Wenn die Politik das Stadttheater nicht mehr will, soll sie dies offen sagen und Schließungen politisch verantworten.  Ständig zu hören, dass die Personalkosten und Tarifsteigerungen das Problem seien oder die neu aufkommenden Versuche, Verantwortung durch Internetumfragen abzuwälzen, sind Methoden ängstlicher Politprofis, die nichts so sehr fürchten, wie politische Verantwortung zu übernehmen.

Hier also die Gründe, warum 2011 ein Schicksalsjahr für das Theater wird:

20.02. Bürgerschaftswahl in Hamburg (das Deutsche Schauspielhaus hat steigende Zuschauerzahlen und braucht noch eine Intendanz)

20.03. Landtagswahl in Sachsen-Anhalt (die Haustarifverträge am Thalia Theater Halle sind noch nicht unterschrieben und für 2013 müssen die Theaterverträge mit dem Land neu verhandelt werden)

27.03. Landtagswahl in Rheinland-Pfalz + Landtagswahl in Baden-Württemberg + Kommunalwahlen in Hessen (für die Staatstheater in Hessen schlägt actori übrigens als Sparmöglichkeit die Schließung aller Tanzsparten vor………)

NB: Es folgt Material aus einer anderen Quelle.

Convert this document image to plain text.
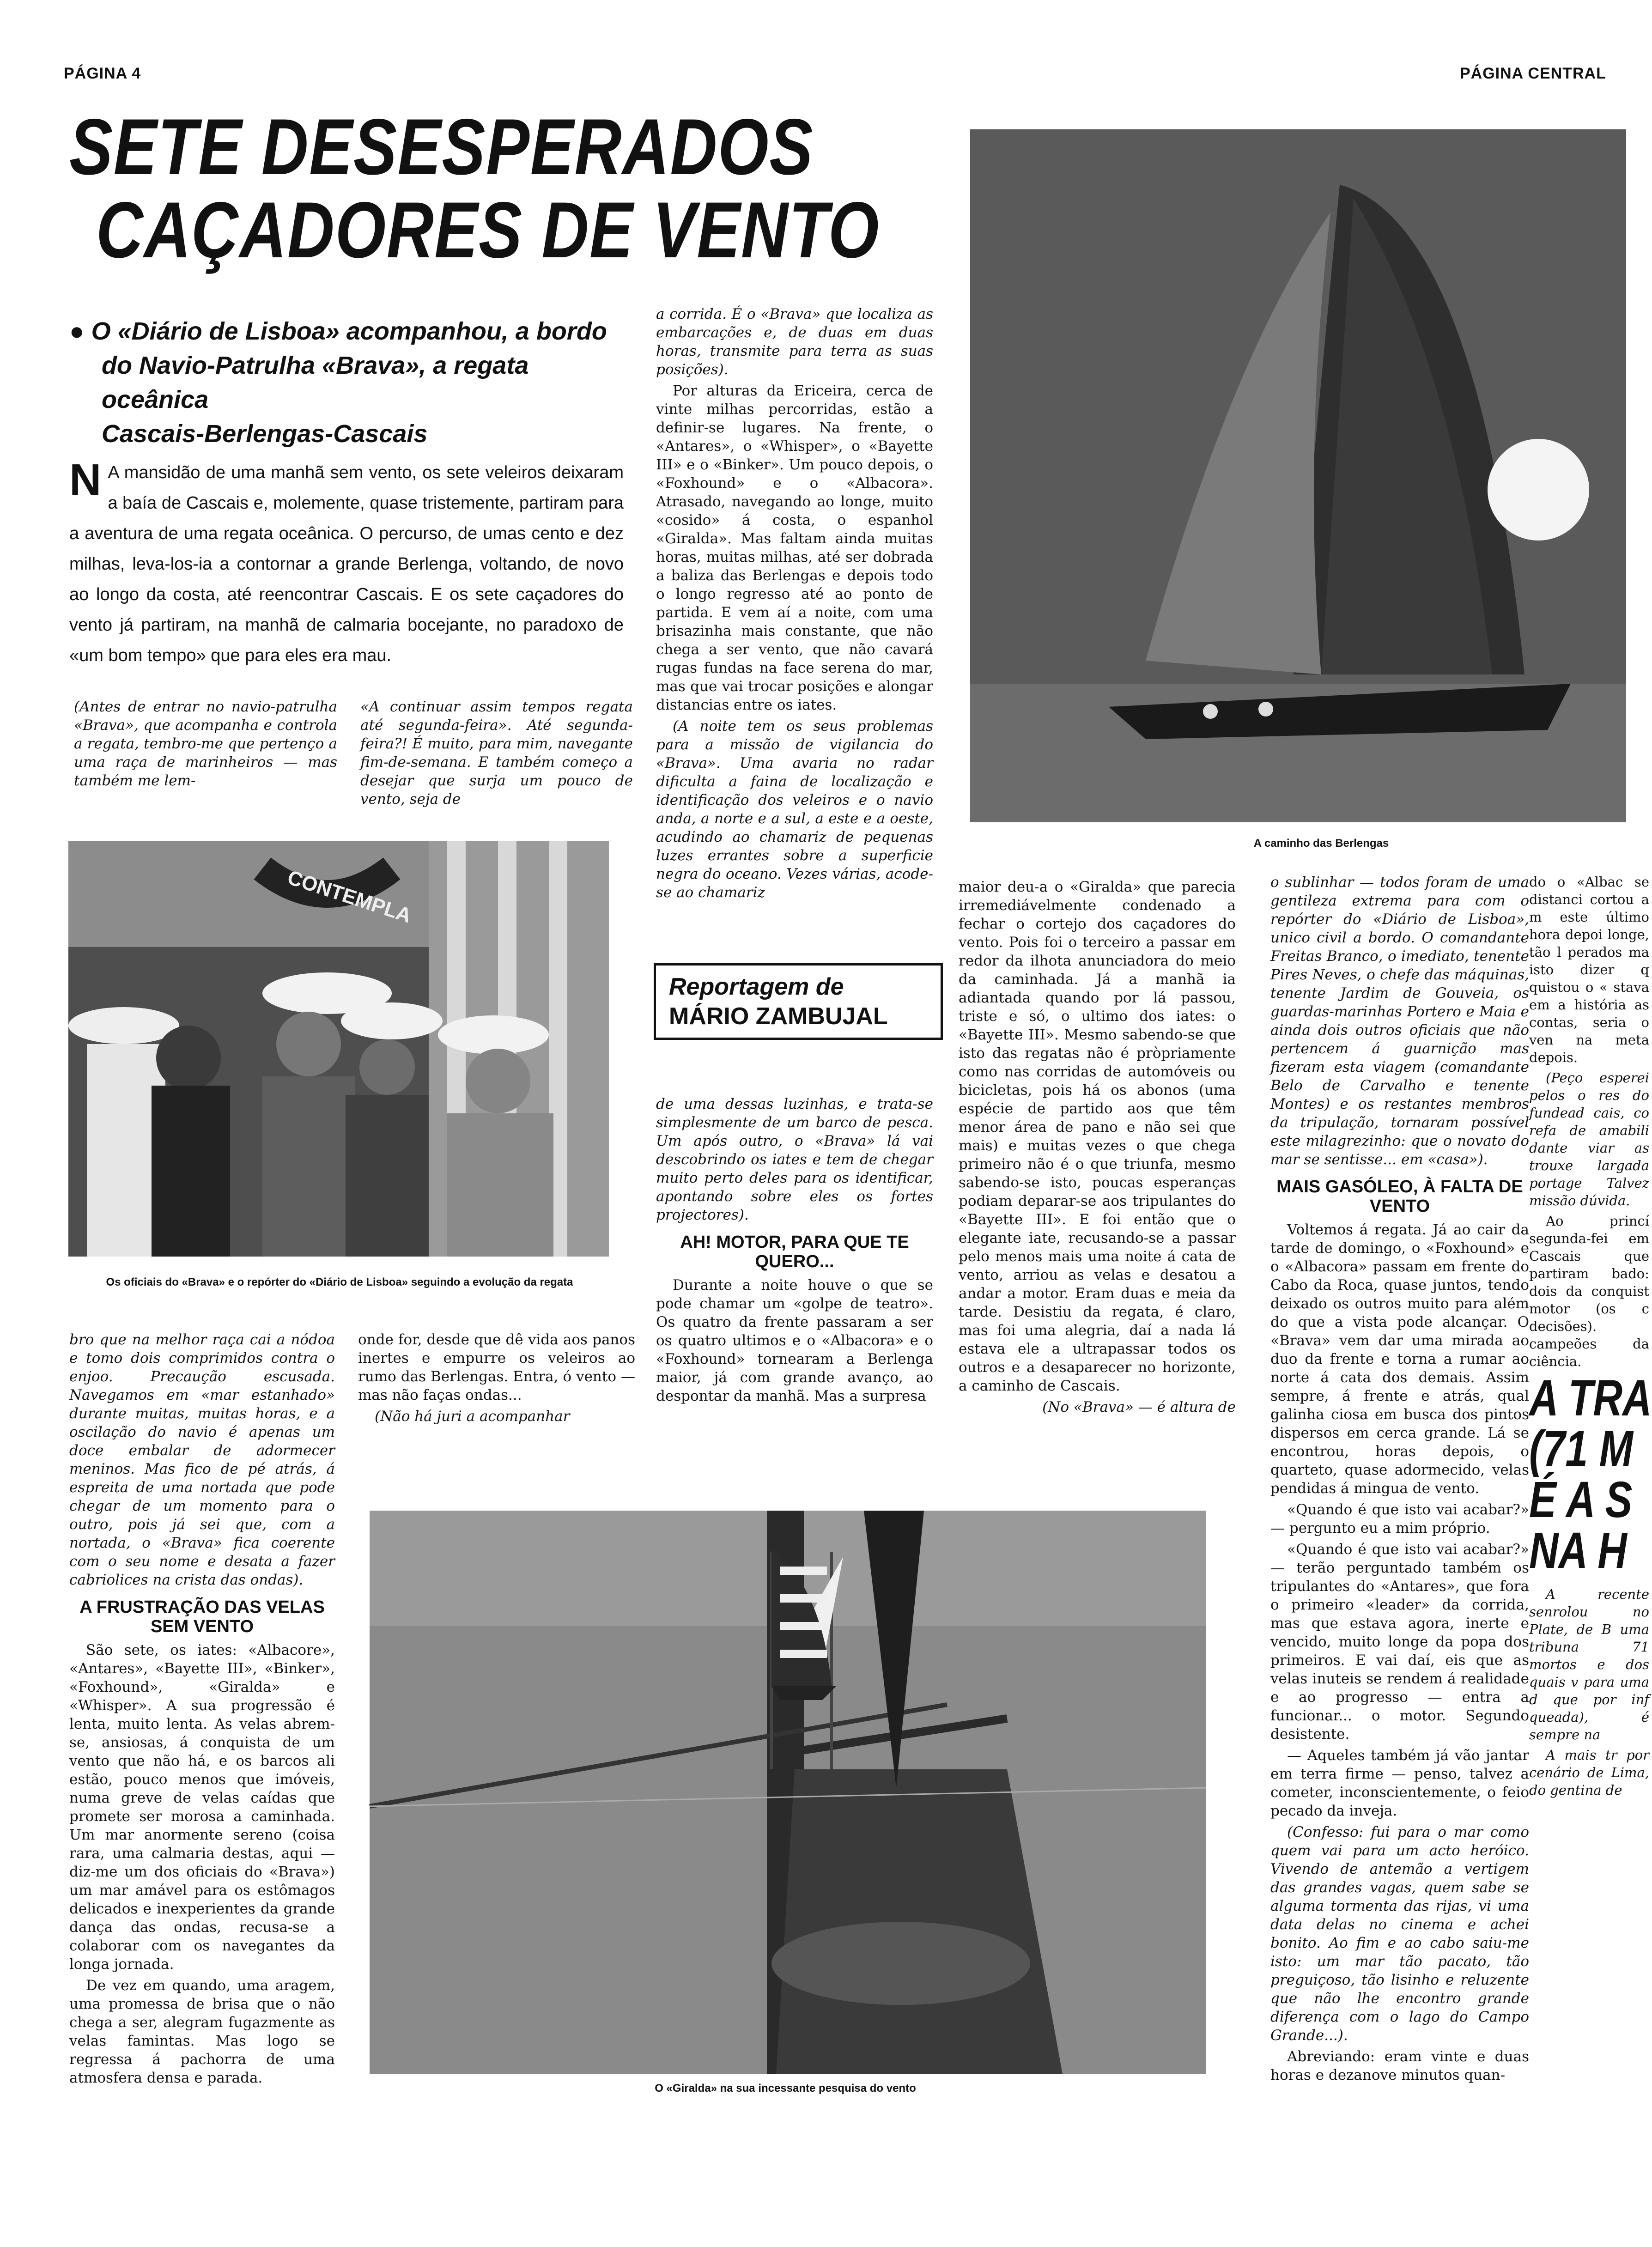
PÁGINA 4	PÁGINA CENTRAL
SETE DESESPERADOS
CAÇADORES DE VENTO
● O «Diário de Lisboa» acompanhou, a bordo
do Navio-Patrulha «Brava», a regata oceânica
Cascais-Berlengas-Cascais
N A mansidão de uma manhã sem vento, os sete veleiros deixaram a baía de Cascais e, molemente, quase tristemente, partiram para a aventura de uma regata oceânica. O percurso, de umas cento e dez milhas, leva-los-ia a contornar a grande Berlenga, voltando, de novo ao longo da costa, até reencontrar Cascais. E os sete caçadores do vento já partiram, na manhã de calmaria bocejante, no paradoxo de «um bom tempo» que para eles era mau.
(Antes de entrar no navio-patrulha «Brava», que acompanha e controla a regata, tembro-me que pertenço a uma raça de marinheiros — mas também me lem-
«A continuar assim tempos regata até segunda-feira». Até segunda-feira?! É muito, para mim, navegante fim-de-semana. E também começo a desejar que surja um pouco de vento, seja de
CONTEMPLA
Os oficiais do «Brava» e o repórter do «Diário de Lisboa» seguindo a evolução da regata

bro que na melhor raça cai a nódoa e tomo dois comprimidos contra o enjoo. Precaução escusada. Navegamos em «mar estanhado» durante muitas, muitas horas, e a oscilação do navio é apenas um doce embalar de adormecer meninos. Mas fico de pé atrás, á espreita de uma nortada que pode chegar de um momento para o outro, pois já sei que, com a nortada, o «Brava» fica coerente com o seu nome e desata a fazer cabriolices na crista das ondas).

A FRUSTRAÇÃO DAS VELAS SEM VENTO

São sete, os iates: «Albacore», «Antares», «Bayette III», «Binker», «Foxhound», «Giralda» e «Whisper». A sua progressão é lenta, muito lenta. As velas abrem-se, ansiosas, á conquista de um vento que não há, e os barcos ali estão, pouco menos que imóveis, numa greve de velas caídas que promete ser morosa a caminhada. Um mar anormente sereno (coisa rara, uma calmaria destas, aqui — diz-me um dos oficiais do «Brava») um mar amável para os estômagos delicados e inexperientes da grande dança das ondas, recusa-se a colaborar com os navegantes da longa jornada.

De vez em quando, uma aragem, uma promessa de brisa que o não chega a ser, alegram fugazmente as velas famintas. Mas logo se regressa á pachorra de uma atmosfera densa e parada.

onde for, desde que dê vida aos panos inertes e empurre os veleiros ao rumo das Berlengas. Entra, ó vento — mas não faças ondas...

(Não há juri a acompanhar

a corrida. É o «Brava» que localiza as embarcações e, de duas em duas horas, transmite para terra as suas posições).

Por alturas da Ericeira, cerca de vinte milhas percorridas, estão a definir-se lugares. Na frente, o «Antares», o «Whisper», o «Bayette III» e o «Binker». Um pouco depois, o «Foxhound» e o «Albacora». Atrasado, navegando ao longe, muito «cosido» á costa, o espanhol «Giralda». Mas faltam ainda muitas horas, muitas milhas, até ser dobrada a baliza das Berlengas e depois todo o longo regresso até ao ponto de partida. E vem aí a noite, com uma brisazinha mais constante, que não chega a ser vento, que não cavará rugas fundas na face serena do mar, mas que vai trocar posições e alongar distancias entre os iates.

(A noite tem os seus problemas para a missão de vigilancia do «Brava». Uma avaria no radar dificulta a faina de localização e identificação dos veleiros e o navio anda, a norte e a sul, a este e a oeste, acudindo ao chamariz de pequenas luzes errantes sobre a superficie negra do oceano. Vezes várias, acode-se ao chamariz

Reportagem de
MÁRIO ZAMBUJAL

de uma dessas luzinhas, e trata-se simplesmente de um barco de pesca. Um após outro, o «Brava» lá vai descobrindo os iates e tem de chegar muito perto deles para os identificar, apontando sobre eles os fortes projectores).

AH! MOTOR, PARA QUE TE QUERO...

Durante a noite houve o que se pode chamar um «golpe de teatro». Os quatro da frente passaram a ser os quatro ultimos e o «Albacora» e o «Foxhound» tornearam a Berlenga maior, já com grande avanço, ao despontar da manhã. Mas a surpresa

maior deu-a o «Giralda» que parecia irremediávelmente condenado a fechar o cortejo dos caçadores do vento. Pois foi o terceiro a passar em redor da ilhota anunciadora do meio da caminhada. Já a manhã ia adiantada quando por lá passou, triste e só, o ultimo dos iates: o «Bayette III». Mesmo sabendo-se que isto das regatas não é pròpriamente como nas corridas de automóveis ou bicicletas, pois há os abonos (uma espécie de partido aos que têm menor área de pano e não sei que mais) e muitas vezes o que chega primeiro não é o que triunfa, mesmo sabendo-se isto, poucas esperanças podiam deparar-se aos tripulantes do «Bayette III». E foi então que o elegante iate, recusando-se a passar pelo menos mais uma noite á cata de vento, arriou as velas e desatou a andar a motor. Eram duas e meia da tarde. Desistiu da regata, é claro, mas foi uma alegria, daí a nada lá estava ele a ultrapassar todos os outros e a desaparecer no horizonte, a caminho de Cascais.

(No «Brava» — é altura de

A caminho das Berlengas

o sublinhar — todos foram de uma gentileza extrema para com o repórter do «Diário de Lisboa», unico civil a bordo. O comandante Freitas Branco, o imediato, tenente Pires Neves, o chefe das máquinas, tenente Jardim de Gouveia, os guardas-marinhas Portero e Maia e ainda dois outros oficiais que não pertencem á guarnição mas fizeram esta viagem (comandante Belo de Carvalho e tenente Montes) e os restantes membros da tripulação, tornaram possível este milagrezinho: que o novato do mar se sentisse... em «casa»).

MAIS GASÓLEO, À FALTA DE VENTO

Voltemos á regata. Já ao cair da tarde de domingo, o «Foxhound» e o «Albacora» passam em frente do Cabo da Roca, quase juntos, tendo deixado os outros muito para além do que a vista pode alcançar. O «Brava» vem dar uma mirada ao duo da frente e torna a rumar ao norte á cata dos demais. Assim sempre, á frente e atrás, qual galinha ciosa em busca dos pintos dispersos em cerca grande. Lá se encontrou, horas depois, o quarteto, quase adormecido, velas pendidas á mingua de vento.

«Quando é que isto vai acabar?» — pergunto eu a mim próprio.

«Quando é que isto vai acabar?» — terão perguntado também os tripulantes do «Antares», que fora o primeiro «leader» da corrida, mas que estava agora, inerte e vencido, muito longe da popa dos primeiros. E vai daí, eis que as velas inuteis se rendem á realidade e ao progresso — entra a funcionar... o motor. Segundo desistente.

— Aqueles também já vão jantar em terra firme — penso, talvez a cometer, inconscientemente, o feio pecado da inveja.

(Confesso: fui para o mar como quem vai para um acto heróico. Vivendo de antemão a vertigem das grandes vagas, quem sabe se alguma tormenta das rijas, vi uma data delas no cinema e achei bonito. Ao fim e ao cabo saiu-me isto: um mar tão pacato, tão preguiçoso, tão lisinho e reluzente que não lhe encontro grande diferença com o lago do Campo Grande...).

Abreviando: eram vinte e duas horas e dezanove minutos quan-

do o «Albac se distanci cortou a m este último hora depoi longe, tão l perados ma isto dizer q quistou o « stava em a história as contas, seria o ven na meta depois.

(Peço esperei pelos o res do fundead cais, co refa de amabili dante viar as trouxe largada portage Talvez missão dúvida.

Ao princí segunda-fei em Cascais que partiram bado: dois da conquist motor (os c decisões). campeões da ciência.

A TRA
(71 M
É A S
NA H

A recente senrolou no Plate, de B uma tribuna 71 mortos e dos quais v para uma d que por inf queada), é sempre na

A mais tr por cenário de Lima, do gentina de

O «Giralda» na sua incessante pesquisa do vento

22.05. Bürgerschaftswahl in Bremen (das Theater und die Verantwortlichen müssen sich weiterhin mit den Auswirkungen der Machenschaften des inkompetenten  Ex-Intendanten Hans-Joachim Frey beschäftigen; nachzulesen ebenfalls in obigem Text von Franz Wille)

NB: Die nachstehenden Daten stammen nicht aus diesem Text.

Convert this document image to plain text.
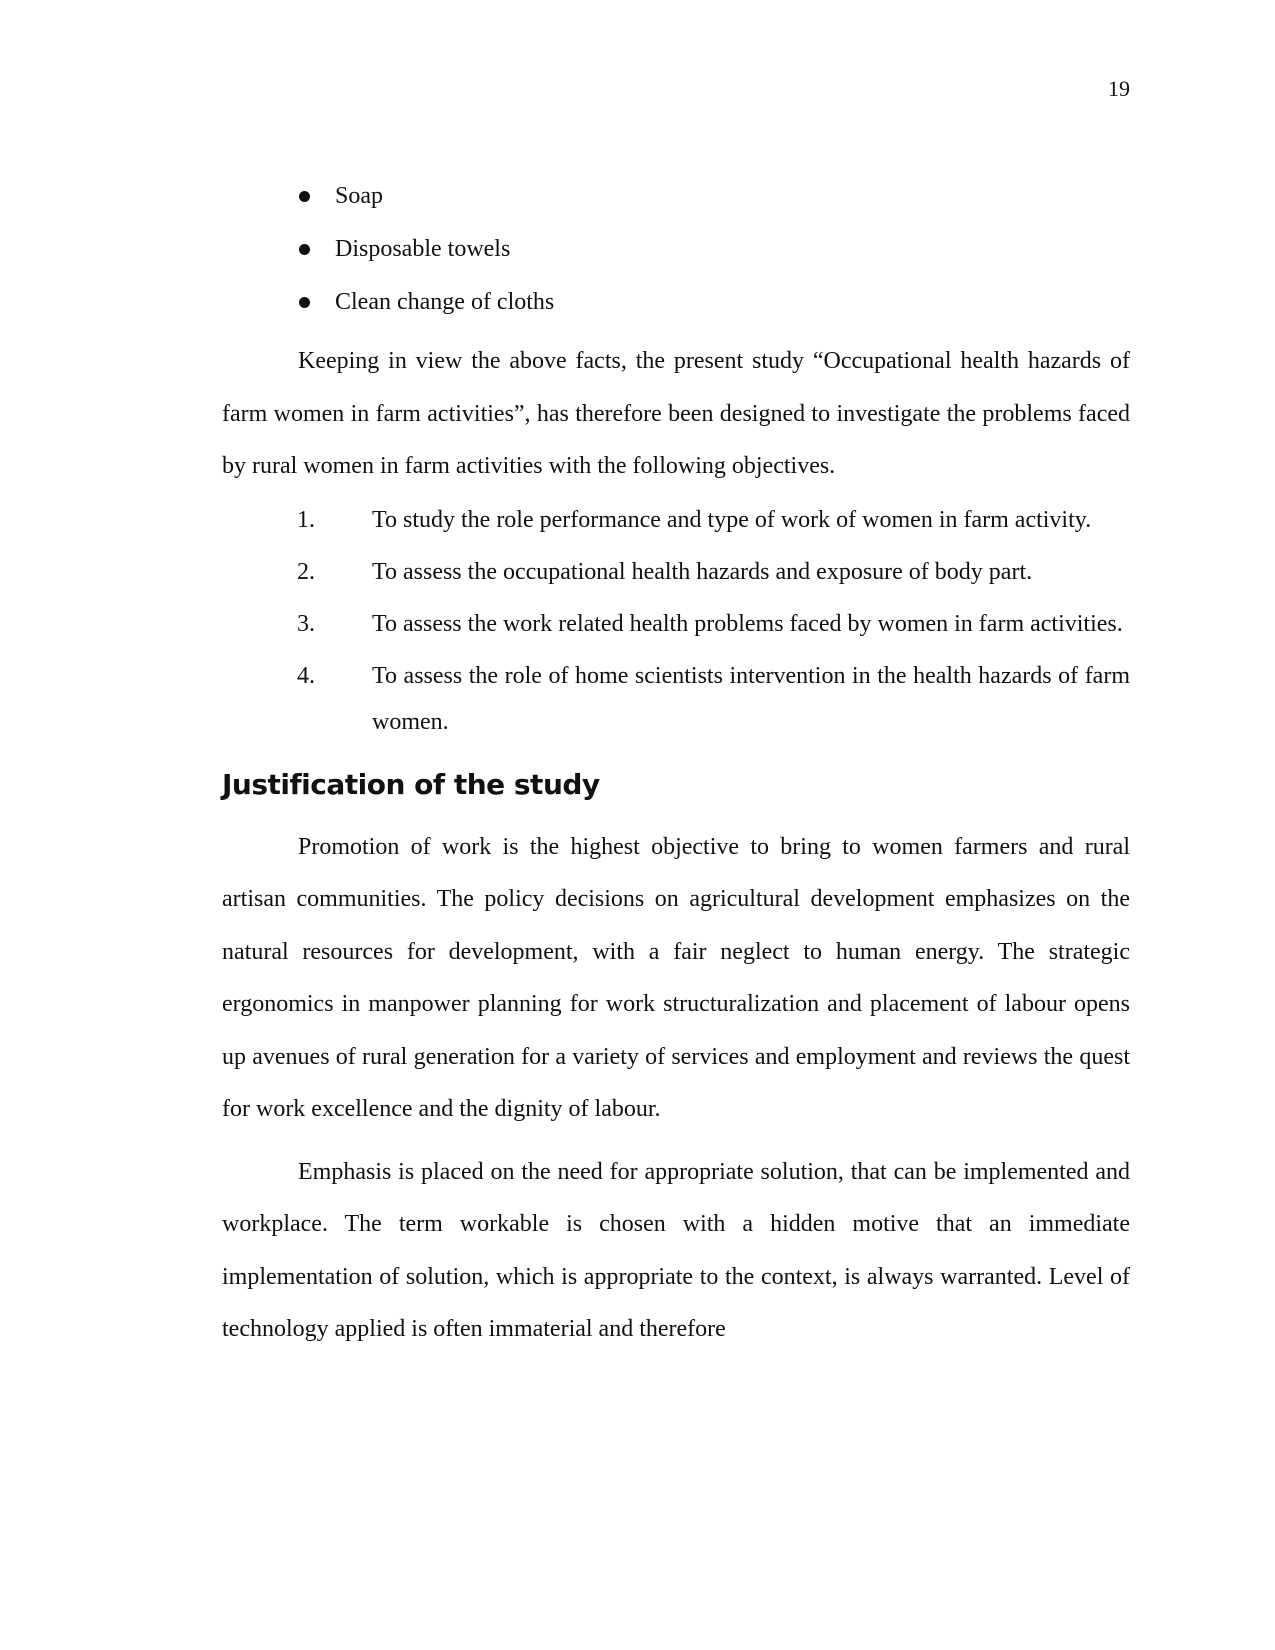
19
Soap
Disposable towels
Clean change of cloths

Keeping in view the above facts, the present study “Occupational health hazards of farm women in farm activities”, has therefore been designed to investigate the problems faced by rural women in farm activities with the following objectives.

1. To study the role performance and type of work of women in farm activity.
2. To assess the occupational health hazards and exposure of body part.
3. To assess the work related health problems faced by women in farm activities.
4. To assess the role of home scientists intervention in the health hazards of farm women.
Justification of the study

Promotion of work is the highest objective to bring to women farmers and rural artisan communities. The policy decisions on agricultural development emphasizes on the natural resources for development, with a fair neglect to human energy. The strategic ergonomics in manpower planning for work structuralization and placement of labour opens up avenues of rural generation for a variety of services and employment and reviews the quest for work excellence and the dignity of labour.

Emphasis is placed on the need for appropriate solution, that can be implemented and workplace. The term workable is chosen with a hidden motive that an immediate implementation of solution, which is appropriate to the context, is always warranted. Level of technology applied is often immaterial and therefore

04.09 Landtagswahl in Mecklenburg-Vorpommern (das Land deckelt den Theateretat dauerhaft und zwingt Einsparten-Häuser zur Kooperation mit Mehrspartenhäusern)

11.09. Kommunalwahlen in Niedersachsen

18.09. Abgeordnetenhauswahl Berlin

Für das Theater sind diese Wahlen wichtiger als jede Bundestagswahl.